Achilles, Hector and Helen. Priam and Agamemnon. Odysseus, Perseus, Heracles and Aphrodite. Since the dawn of Western Civilization, we’ve paid homage to our heroes and heroines, those legends and figures in mythology who embody our idealization of the masculine and feminine. These stories entertain. They often give us hope. Indeed, to remain human, to be a white man or woman in an increasingly alienating and materialistic world, it is important to hang on to our noblest idealizations.
It was Homer who first introduced us to the epic tale in the 8th century B.C. and today it is Warner Brothers, Universal and Paramount Pictures who accommodates our thirst for fantasy and heroism. Popular culture is nothing new, it simply takes upon different forms as humanity marches lock step toward the Utopian promise of “progress” and the future. Ask any modern child who his hero is and, unsurprisingly, he might say Spider-Man or Batman, just as quickly as a child of yore would have noted Jason and the Argonauts or Theseus.
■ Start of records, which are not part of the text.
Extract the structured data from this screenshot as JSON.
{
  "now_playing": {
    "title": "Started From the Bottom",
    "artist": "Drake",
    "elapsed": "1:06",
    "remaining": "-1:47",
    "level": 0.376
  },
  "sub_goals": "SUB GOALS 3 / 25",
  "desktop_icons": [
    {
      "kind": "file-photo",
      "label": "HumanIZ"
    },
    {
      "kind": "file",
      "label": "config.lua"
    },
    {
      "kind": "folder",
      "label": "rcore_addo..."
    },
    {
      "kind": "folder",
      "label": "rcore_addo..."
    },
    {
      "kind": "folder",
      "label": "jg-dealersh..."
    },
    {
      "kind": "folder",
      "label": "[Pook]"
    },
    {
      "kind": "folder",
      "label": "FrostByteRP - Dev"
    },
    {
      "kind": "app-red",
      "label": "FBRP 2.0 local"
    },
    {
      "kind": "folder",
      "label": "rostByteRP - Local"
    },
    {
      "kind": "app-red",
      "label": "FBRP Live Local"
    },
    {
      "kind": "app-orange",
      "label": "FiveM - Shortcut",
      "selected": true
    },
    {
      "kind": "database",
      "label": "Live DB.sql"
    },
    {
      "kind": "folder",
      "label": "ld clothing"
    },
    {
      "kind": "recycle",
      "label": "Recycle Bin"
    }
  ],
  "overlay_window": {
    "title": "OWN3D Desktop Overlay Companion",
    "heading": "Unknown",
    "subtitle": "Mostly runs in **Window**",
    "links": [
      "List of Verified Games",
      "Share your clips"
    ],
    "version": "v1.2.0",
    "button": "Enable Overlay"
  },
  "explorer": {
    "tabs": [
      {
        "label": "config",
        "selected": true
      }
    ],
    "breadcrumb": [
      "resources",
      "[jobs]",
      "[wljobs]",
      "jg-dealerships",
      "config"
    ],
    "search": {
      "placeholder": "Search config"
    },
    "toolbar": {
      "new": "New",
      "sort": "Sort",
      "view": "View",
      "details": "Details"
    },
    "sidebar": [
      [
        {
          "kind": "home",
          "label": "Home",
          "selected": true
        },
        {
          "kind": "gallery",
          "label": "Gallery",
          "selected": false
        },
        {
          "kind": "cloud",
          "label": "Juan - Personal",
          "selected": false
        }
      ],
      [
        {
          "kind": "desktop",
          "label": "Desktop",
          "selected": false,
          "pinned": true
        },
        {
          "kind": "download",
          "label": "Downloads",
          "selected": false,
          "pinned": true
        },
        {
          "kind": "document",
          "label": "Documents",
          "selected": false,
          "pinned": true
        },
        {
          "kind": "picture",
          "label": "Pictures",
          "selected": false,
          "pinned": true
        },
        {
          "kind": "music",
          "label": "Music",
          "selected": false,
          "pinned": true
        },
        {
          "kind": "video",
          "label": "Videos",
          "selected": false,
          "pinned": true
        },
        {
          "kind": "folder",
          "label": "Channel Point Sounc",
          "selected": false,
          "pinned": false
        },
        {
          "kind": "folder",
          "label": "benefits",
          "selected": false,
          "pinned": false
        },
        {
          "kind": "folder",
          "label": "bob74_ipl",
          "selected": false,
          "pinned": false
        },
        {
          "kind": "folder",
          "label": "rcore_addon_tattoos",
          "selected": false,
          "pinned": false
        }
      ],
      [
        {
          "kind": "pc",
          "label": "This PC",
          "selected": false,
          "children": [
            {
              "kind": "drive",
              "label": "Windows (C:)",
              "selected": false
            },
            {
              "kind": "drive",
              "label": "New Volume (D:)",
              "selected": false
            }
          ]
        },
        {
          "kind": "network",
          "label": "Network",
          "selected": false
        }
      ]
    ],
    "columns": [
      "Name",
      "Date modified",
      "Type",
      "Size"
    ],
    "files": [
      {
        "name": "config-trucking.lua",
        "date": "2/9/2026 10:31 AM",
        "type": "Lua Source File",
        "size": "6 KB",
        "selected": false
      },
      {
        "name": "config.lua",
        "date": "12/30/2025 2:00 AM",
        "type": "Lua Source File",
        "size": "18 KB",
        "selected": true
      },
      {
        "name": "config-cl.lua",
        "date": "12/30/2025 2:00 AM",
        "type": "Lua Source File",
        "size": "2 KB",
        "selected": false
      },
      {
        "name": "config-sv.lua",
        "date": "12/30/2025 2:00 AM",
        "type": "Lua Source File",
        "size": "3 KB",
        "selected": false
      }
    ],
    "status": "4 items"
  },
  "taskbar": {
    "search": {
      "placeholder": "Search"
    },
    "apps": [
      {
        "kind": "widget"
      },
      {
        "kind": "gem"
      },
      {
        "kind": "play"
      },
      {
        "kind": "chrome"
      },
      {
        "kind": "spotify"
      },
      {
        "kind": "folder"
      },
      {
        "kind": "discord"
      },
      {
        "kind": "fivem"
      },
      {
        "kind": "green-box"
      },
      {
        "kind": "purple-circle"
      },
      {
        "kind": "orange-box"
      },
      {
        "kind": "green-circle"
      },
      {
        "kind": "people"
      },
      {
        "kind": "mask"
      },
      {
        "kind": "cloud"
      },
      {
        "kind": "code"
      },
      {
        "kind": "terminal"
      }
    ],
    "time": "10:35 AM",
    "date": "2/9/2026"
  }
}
With that said, the recent death of actor Burt Reynolds took a childhood hero from many of us, or at least that is how we feel as we reflect upon his popular roles in Smokey and the Bandit and Cannonball Run. Mind you, there is nothing wrong with indulging our juvenile memories, but in this modern era of film, television and celebrity worship, it is important to separate the man and the actor from the role he plays. They say that “life imitates art,” meaning that people pursue the virtues of their literary idealizations, but this is rarely true of the actor and, more accurately, reflects the nature of the audience.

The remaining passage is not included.